Бархатный диктатор (сборник)
Шрифт:
– Глядя на вас, я только что нашел, Гаршин, разрешение давно томившей меня задачи, – произносит Репин, всмотревшись в лицо писателя. – Вы, не зная того, помогли мне. Я хочу писать вас для одной исторической картины.
– Из эпохи татарского ига?
– Нисколько. Почему же?
– Меня часто принимают за татарина. Вообще за восточного выходца… Вероятно, благодаря моей смуглости… Со мной неоднократно на улице заговаривали татары, армяне и евреи на своем родном языке.
– О нет, восточность ваша обруселая… Сказочная немного, но отчасти древнерусская, вот как вся эта узорчатая резьба, эта Азия в Москве, эти шатры, и купола, и терема… Вот туда-то я и хочу ввести вас.
– В качестве кого же?
– Вы
– Что общего у наследника Грозного с больным петербургским литератором?
– Представьте, есть.
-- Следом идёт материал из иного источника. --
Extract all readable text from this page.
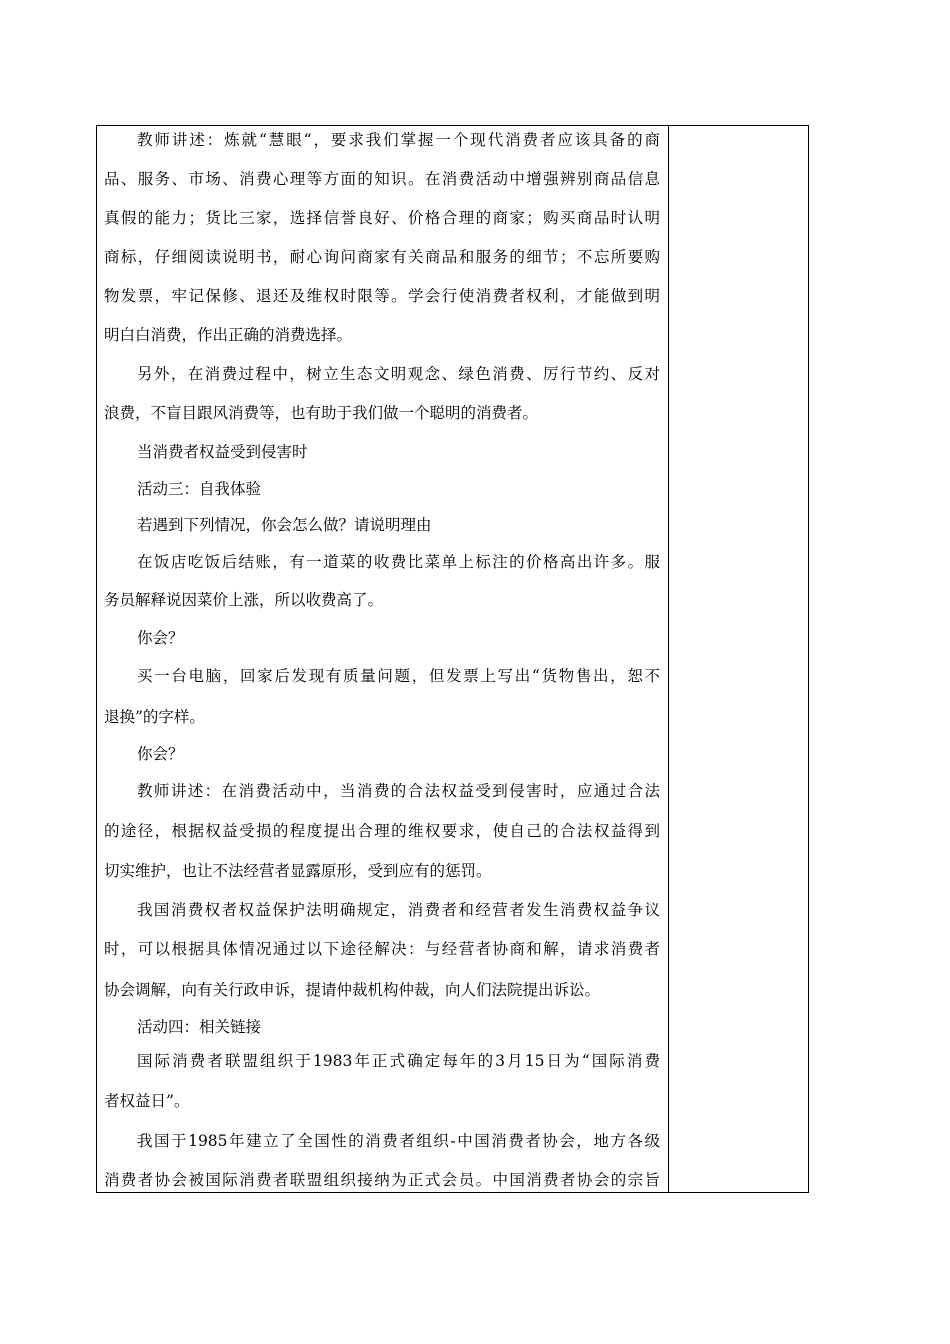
教师讲述：炼就“慧眼“，要求我们掌握一个现代消费者应该具备的商
品、服务、市场、消费心理等方面的知识。在消费活动中增强辨别商品信息
真假的能力；货比三家，选择信誉良好、价格合理的商家；购买商品时认明
商标，仔细阅读说明书，耐心询问商家有关商品和服务的细节；不忘所要购
物发票，牢记保修、退还及维权时限等。学会行使消费者权利，才能做到明
明白白消费，作出正确的消费选择。
另外，在消费过程中，树立生态文明观念、绿色消费、厉行节约、反对
浪费，不盲目跟风消费等，也有助于我们做一个聪明的消费者。
当消费者权益受到侵害时
活动三：自我体验
若遇到下列情况，你会怎么做？请说明理由
在饭店吃饭后结账，有一道菜的收费比菜单上标注的价格高出许多。服
务员解释说因菜价上涨，所以收费高了。
你会？
买一台电脑，回家后发现有质量问题，但发票上写出“货物售出，恕不
退换”的字样。
你会？
教师讲述：在消费活动中，当消费的合法权益受到侵害时，应通过合法
的途径，根据权益受损的程度提出合理的维权要求，使自己的合法权益得到
切实维护，也让不法经营者显露原形，受到应有的惩罚。
我国消费权者权益保护法明确规定，消费者和经营者发生消费权益争议
时，可以根据具体情况通过以下途径解决：与经营者协商和解，请求消费者
协会调解，向有关行政申诉，提请仲裁机构仲裁，向人们法院提出诉讼。
活动四：相关链接
国际消费者联盟组织于1983年正式确定每年的3月15日为“国际消费
者权益日”。
我国于1985年建立了全国性的消费者组织-中国消费者协会，地方各级
消费者协会被国际消费者联盟组织接纳为正式会员。中国消费者协会的宗旨
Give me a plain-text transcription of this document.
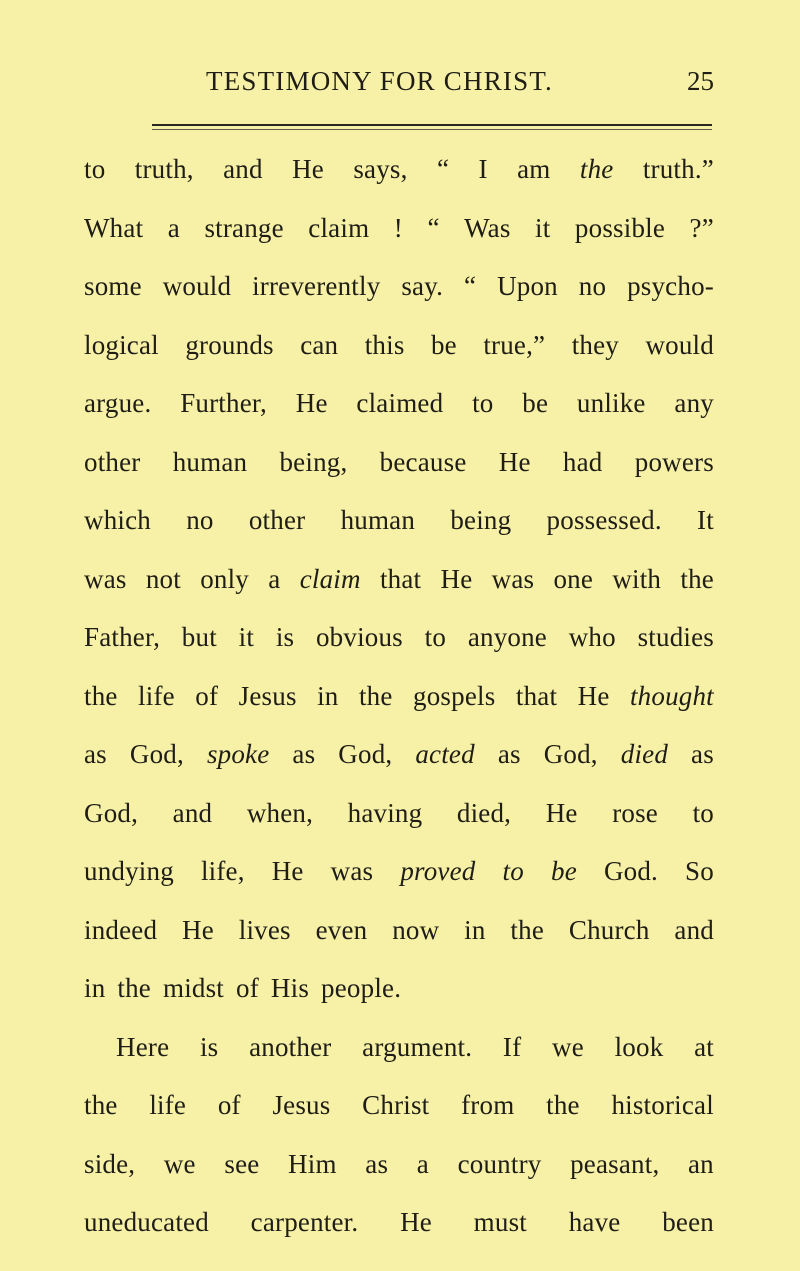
TESTIMONY FOR CHRIST.	25
to truth, and He says, “ I am the truth.”
What a strange claim ! “ Was it possible ?”
some would irreverently say. “ Upon no psycho-
logical grounds can this be true,” they would
argue. Further, He claimed to be unlike any
other human being, because He had powers
which no other human being possessed. It
was not only a claim that He was one with the
Father, but it is obvious to anyone who studies
the life of Jesus in the gospels that He thought
as God, spoke as God, acted as God, died as
God, and when, having died, He rose to
undying life, He was proved to be God. So
indeed He lives even now in the Church and
in the midst of His people.
Here is another argument. If we look at
the life of Jesus Christ from the historical
side, we see Him as a country peasant, an
uneducated carpenter. He must have been
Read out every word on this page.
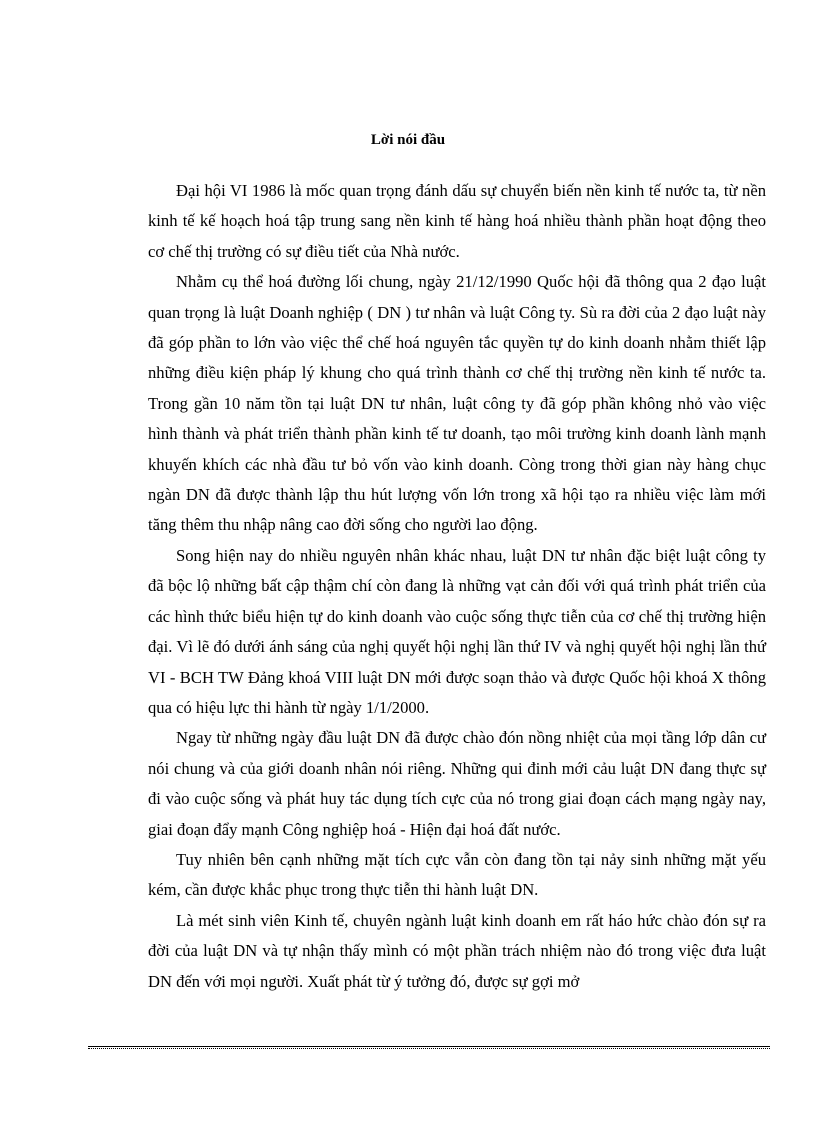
Lời nói đầu

Đại hội VI 1986 là mốc quan trọng đánh dấu sự chuyển biến nền kinh tế nước ta, từ nền kinh tế kế hoạch hoá tập trung sang nền kinh tế hàng hoá nhiều thành phần hoạt động theo cơ chế thị trường có sự điều tiết của Nhà nước.

Nhằm cụ thể hoá đường lối chung, ngày 21/12/1990 Quốc hội đã thông qua 2 đạo luật quan trọng là luật Doanh nghiệp ( DN ) tư nhân và luật Công ty. Sù ra đời của 2 đạo luật này đã góp phần to lớn vào việc thể chế hoá nguyên tắc quyền tự do kinh doanh nhằm thiết lập những điều kiện pháp lý khung cho quá trình thành cơ chế thị trường nền kinh tế nước ta. Trong gần 10 năm tồn tại luật DN tư nhân, luật công ty đã góp phần không nhỏ vào việc hình thành và phát triển thành phần kinh tế tư doanh, tạo môi trường kinh doanh lành mạnh khuyến khích các nhà đầu tư bỏ vốn vào kinh doanh. Còng trong thời gian này hàng chục ngàn DN đã được thành lập thu hút lượng vốn lớn trong xã hội tạo ra nhiều việc làm mới tăng thêm thu nhập nâng cao đời sống cho người lao động.

Song hiện nay do nhiều nguyên nhân khác nhau, luật DN tư nhân đặc biệt luật công ty đã bộc lộ những bất cập thậm chí còn đang là những vạt cản đối với quá trình phát triển của các hình thức biểu hiện tự do kinh doanh vào cuộc sống thực tiễn của cơ chế thị trường hiện đại. Vì lẽ đó dưới ánh sáng của nghị quyết hội nghị lần thứ IV và nghị quyết hội nghị lần thứ VI - BCH TW Đảng khoá VIII luật DN mới được soạn thảo và được Quốc hội khoá X thông qua có hiệu lực thi hành từ ngày 1/1/2000.

Ngay từ những ngày đầu luật DN đã được chào đón nồng nhiệt của mọi tầng lớp dân cư nói chung và của giới doanh nhân nói riêng. Những qui đinh mới cảu luật DN đang thực sự đi vào cuộc sống và phát huy tác dụng tích cực của nó trong giai đoạn cách mạng ngày nay, giai đoạn đẩy mạnh Công nghiệp hoá - Hiện đại hoá đất nước.

Tuy nhiên bên cạnh những mặt tích cực vẫn còn đang tồn tại nảy sinh những mặt yếu kém, cần được khắc phục trong thực tiễn thi hành luật DN.

Là mét sinh viên Kinh tế, chuyên ngành luật kinh doanh em rất háo hức chào đón sự ra đời của luật DN và tự nhận thấy mình có một phần trách nhiệm nào đó trong việc đưa luật DN đến với mọi người. Xuất phát từ ý tưởng đó, được sự gợi mở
В вашем лице меня давно уже поразила его обреченность. Это то, что мне нужно для моего царевича.
– Но ведь он был властен, жесток, своенравен, весь в отца?
– Я изображу его в момент жертвенный и погибельный. В ссоре с отцом он вступается за правое дело. Он высказывает всю правду безумному самодуру… И вот остроконечный посох вонзается в висок царевича. Он шатается, падает, лицо обескровлено, взгляд гаснет. И тут-то в изверге пробуждается отец. В отчаянии он бросается к трупу и в ужасе, уже сознавая себя сыноубийцей, пытается страстными поцелуями вернуть жизнь убитому, бессмысленно зажимая скрюченными пальцами рану с хлещущей кровью…
Слушатели взволнованы рассказом художника.
– Когда возник у тебя этот замысел? – спрашивает наконец Ярошенко.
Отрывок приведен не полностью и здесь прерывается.